Tuesday, November 5, 2019

Richard Hooker and the Historic Episcopacy

From The Living Church-

Today we commemorate Richard Hooker. In the words of today’s collect, he arose “in a day of bitter controversy to defend with sound reasoning the great charity of the catholic and reformed religion.” I want to consider how the “great charity” of holding the Catholic and Reformed streams together uniquely shapes the Episcopal Church’s ability to engage in ecumenical dialogue. More specifically, I want to explore how Hooker’s argument for keeping the historic episcopacy in his day should influence questions of polity in ecumenical discussions of our own day.

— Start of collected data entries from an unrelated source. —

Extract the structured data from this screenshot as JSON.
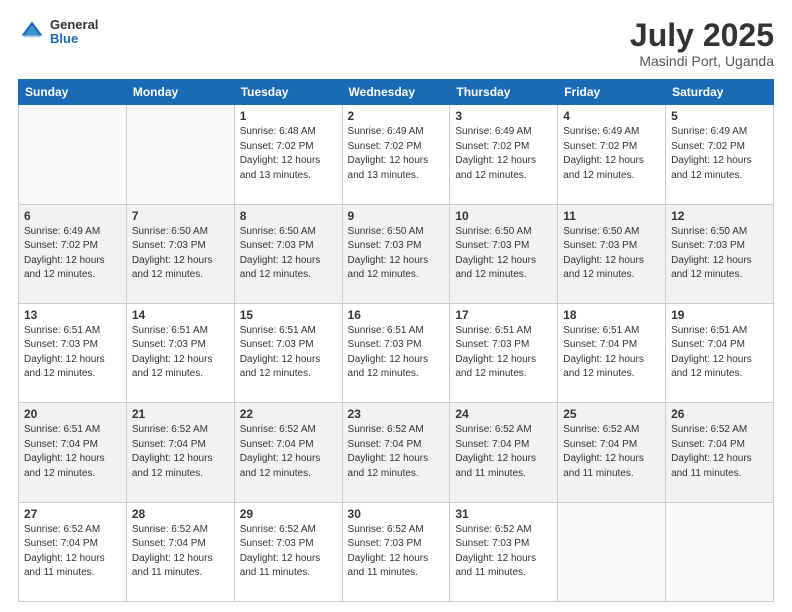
{
  "logo": {
    "general": "General",
    "blue": "Blue"
  },
  "header": {
    "month": "July 2025",
    "location": "Masindi Port, Uganda"
  },
  "days_of_week": [
    "Sunday",
    "Monday",
    "Tuesday",
    "Wednesday",
    "Thursday",
    "Friday",
    "Saturday"
  ],
  "weeks": [
    [
      {
        "day": "",
        "info": ""
      },
      {
        "day": "",
        "info": ""
      },
      {
        "day": "1",
        "info": "Sunrise: 6:48 AM\nSunset: 7:02 PM\nDaylight: 12 hours\nand 13 minutes."
      },
      {
        "day": "2",
        "info": "Sunrise: 6:49 AM\nSunset: 7:02 PM\nDaylight: 12 hours\nand 13 minutes."
      },
      {
        "day": "3",
        "info": "Sunrise: 6:49 AM\nSunset: 7:02 PM\nDaylight: 12 hours\nand 12 minutes."
      },
      {
        "day": "4",
        "info": "Sunrise: 6:49 AM\nSunset: 7:02 PM\nDaylight: 12 hours\nand 12 minutes."
      },
      {
        "day": "5",
        "info": "Sunrise: 6:49 AM\nSunset: 7:02 PM\nDaylight: 12 hours\nand 12 minutes."
      }
    ],
    [
      {
        "day": "6",
        "info": "Sunrise: 6:49 AM\nSunset: 7:02 PM\nDaylight: 12 hours\nand 12 minutes."
      },
      {
        "day": "7",
        "info": "Sunrise: 6:50 AM\nSunset: 7:03 PM\nDaylight: 12 hours\nand 12 minutes."
      },
      {
        "day": "8",
        "info": "Sunrise: 6:50 AM\nSunset: 7:03 PM\nDaylight: 12 hours\nand 12 minutes."
      },
      {
        "day": "9",
        "info": "Sunrise: 6:50 AM\nSunset: 7:03 PM\nDaylight: 12 hours\nand 12 minutes."
      },
      {
        "day": "10",
        "info": "Sunrise: 6:50 AM\nSunset: 7:03 PM\nDaylight: 12 hours\nand 12 minutes."
      },
      {
        "day": "11",
        "info": "Sunrise: 6:50 AM\nSunset: 7:03 PM\nDaylight: 12 hours\nand 12 minutes."
      },
      {
        "day": "12",
        "info": "Sunrise: 6:50 AM\nSunset: 7:03 PM\nDaylight: 12 hours\nand 12 minutes."
      }
    ],
    [
      {
        "day": "13",
        "info": "Sunrise: 6:51 AM\nSunset: 7:03 PM\nDaylight: 12 hours\nand 12 minutes."
      },
      {
        "day": "14",
        "info": "Sunrise: 6:51 AM\nSunset: 7:03 PM\nDaylight: 12 hours\nand 12 minutes."
      },
      {
        "day": "15",
        "info": "Sunrise: 6:51 AM\nSunset: 7:03 PM\nDaylight: 12 hours\nand 12 minutes."
      },
      {
        "day": "16",
        "info": "Sunrise: 6:51 AM\nSunset: 7:03 PM\nDaylight: 12 hours\nand 12 minutes."
      },
      {
        "day": "17",
        "info": "Sunrise: 6:51 AM\nSunset: 7:03 PM\nDaylight: 12 hours\nand 12 minutes."
      },
      {
        "day": "18",
        "info": "Sunrise: 6:51 AM\nSunset: 7:04 PM\nDaylight: 12 hours\nand 12 minutes."
      },
      {
        "day": "19",
        "info": "Sunrise: 6:51 AM\nSunset: 7:04 PM\nDaylight: 12 hours\nand 12 minutes."
      }
    ],
    [
      {
        "day": "20",
        "info": "Sunrise: 6:51 AM\nSunset: 7:04 PM\nDaylight: 12 hours\nand 12 minutes."
      },
      {
        "day": "21",
        "info": "Sunrise: 6:52 AM\nSunset: 7:04 PM\nDaylight: 12 hours\nand 12 minutes."
      },
      {
        "day": "22",
        "info": "Sunrise: 6:52 AM\nSunset: 7:04 PM\nDaylight: 12 hours\nand 12 minutes."
      },
      {
        "day": "23",
        "info": "Sunrise: 6:52 AM\nSunset: 7:04 PM\nDaylight: 12 hours\nand 12 minutes."
      },
      {
        "day": "24",
        "info": "Sunrise: 6:52 AM\nSunset: 7:04 PM\nDaylight: 12 hours\nand 11 minutes."
      },
      {
        "day": "25",
        "info": "Sunrise: 6:52 AM\nSunset: 7:04 PM\nDaylight: 12 hours\nand 11 minutes."
      },
      {
        "day": "26",
        "info": "Sunrise: 6:52 AM\nSunset: 7:04 PM\nDaylight: 12 hours\nand 11 minutes."
      }
    ],
    [
      {
        "day": "27",
        "info": "Sunrise: 6:52 AM\nSunset: 7:04 PM\nDaylight: 12 hours\nand 11 minutes."
      },
      {
        "day": "28",
        "info": "Sunrise: 6:52 AM\nSunset: 7:04 PM\nDaylight: 12 hours\nand 11 minutes."
      },
      {
        "day": "29",
        "info": "Sunrise: 6:52 AM\nSunset: 7:03 PM\nDaylight: 12 hours\nand 11 minutes."
      },
      {
        "day": "30",
        "info": "Sunrise: 6:52 AM\nSunset: 7:03 PM\nDaylight: 12 hours\nand 11 minutes."
      },
      {
        "day": "31",
        "info": "Sunrise: 6:52 AM\nSunset: 7:03 PM\nDaylight: 12 hours\nand 11 minutes."
      },
      {
        "day": "",
        "info": ""
      },
      {
        "day": "",
        "info": ""
      }
    ]
  ]
}
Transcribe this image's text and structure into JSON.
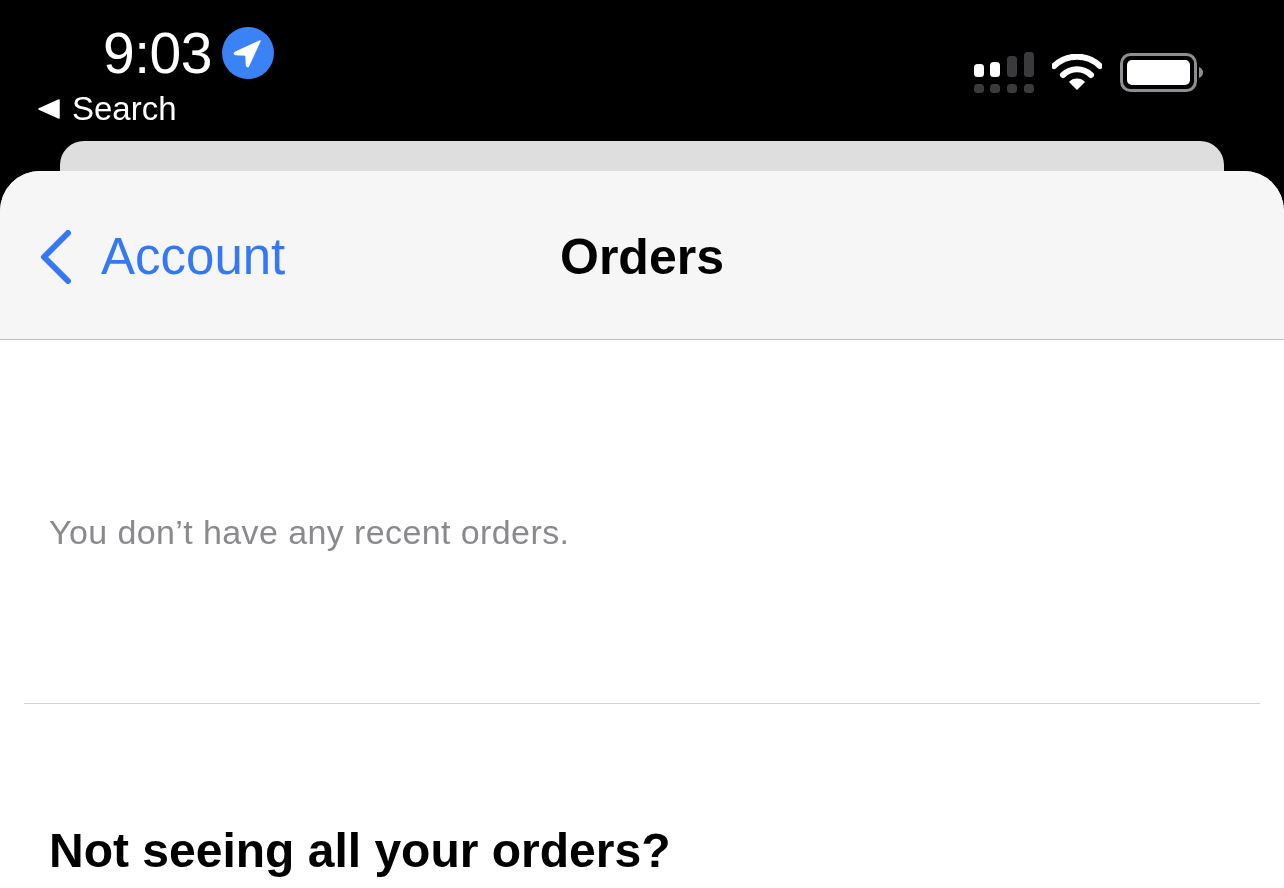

Although Hooker argued for the continuation of the historic episcopacy, it is not clear that he gave an unqualified defense of the episcopacy for all times and places. Yet in the preface to his 19th century collection of Hooker’s Works, John Keble enshrined Hooker’s reputation as the great defender of the historic episcopacy. Keble wrote that although “on the whole, it should seem that where he speaks so largely of the mutability of church laws, government, and discipline,” the actual substance of Hooker’s views were that the “episcopacy grounded on apostolic succession was of supernatural origin and divine authority” (lxxiv–lxxv). In other words, although Hooker entertained the possibility of reform, in Keble’s interpretation, when it came to the question of the historic episcopacy, Hooker spoke only from the Catholic stream and argued that bishops were instituted by divine law.